Tuesday, August 14, 2012

The smallest listed building?

This is, believe it or not, listed. What is hidden behind the board is one of Birmingham's Victorian cast-iron urinals. They were always green for some reason. There are numerous of them around the city, most in the areas of the city centre that would have been both industrial and residential in the nineteenth century. The only one which is still open for use is the one in the suburb of Harborne (perhaps posh people micturate more carefully: I can see that having these old urinals in use leaves them vulnerable to vandalism and they would be fantasically difficult or expensive to repair). That one was closed for many years and then re-opened because the residents wanted it to be. The ones in the city centre went the other way: they were open and in use until the 1990s, then the council gradually closed almost all of its public loos, replaced them with superloos that you have to pay for, and/or handed the care of them over to external companies.

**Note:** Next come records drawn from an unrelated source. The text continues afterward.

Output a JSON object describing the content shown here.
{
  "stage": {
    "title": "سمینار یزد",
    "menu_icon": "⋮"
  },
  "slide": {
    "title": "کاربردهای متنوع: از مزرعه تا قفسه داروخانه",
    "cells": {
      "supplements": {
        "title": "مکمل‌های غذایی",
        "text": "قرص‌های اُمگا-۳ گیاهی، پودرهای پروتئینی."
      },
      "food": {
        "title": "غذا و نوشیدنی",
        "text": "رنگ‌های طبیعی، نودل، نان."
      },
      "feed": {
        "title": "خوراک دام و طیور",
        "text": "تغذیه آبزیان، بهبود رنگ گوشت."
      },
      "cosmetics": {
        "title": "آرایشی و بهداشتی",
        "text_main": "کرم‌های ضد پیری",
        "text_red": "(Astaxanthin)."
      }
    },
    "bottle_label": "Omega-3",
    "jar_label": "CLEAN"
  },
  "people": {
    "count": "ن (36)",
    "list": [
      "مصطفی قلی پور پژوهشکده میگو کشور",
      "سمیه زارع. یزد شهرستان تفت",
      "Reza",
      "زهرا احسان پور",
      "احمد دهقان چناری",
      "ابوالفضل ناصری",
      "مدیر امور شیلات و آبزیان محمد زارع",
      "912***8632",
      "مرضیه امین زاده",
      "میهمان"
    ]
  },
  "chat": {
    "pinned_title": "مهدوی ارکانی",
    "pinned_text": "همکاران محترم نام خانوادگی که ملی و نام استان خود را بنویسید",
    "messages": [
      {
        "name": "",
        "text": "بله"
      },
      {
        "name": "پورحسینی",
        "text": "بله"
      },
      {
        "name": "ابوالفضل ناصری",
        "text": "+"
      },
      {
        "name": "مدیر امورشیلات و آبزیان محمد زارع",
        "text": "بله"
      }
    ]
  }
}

Anyone who reads this young blog with any regularity or attention will not be surprised that I don't think this is the whole story. LGBTQ readers will remember or have heard the stories of how the police used public toilets for sting operations for homosexuals. A particularly pretty or well-endowed officer would make a pass at another man in a toilet and if he showed any interest he would be arrested for importuning (Sex in a public toilet is now a sepcific offense in British law). These sting operations were happening as late as the 1990s at this specific urinal. I heard of one where they let the man finish himself off before they arrested him. One man was so attached to this urinal that when the council closed it permanently he put a bouquet of flowers outside. A rather offbeat fragment of the hidden history of Birmingham!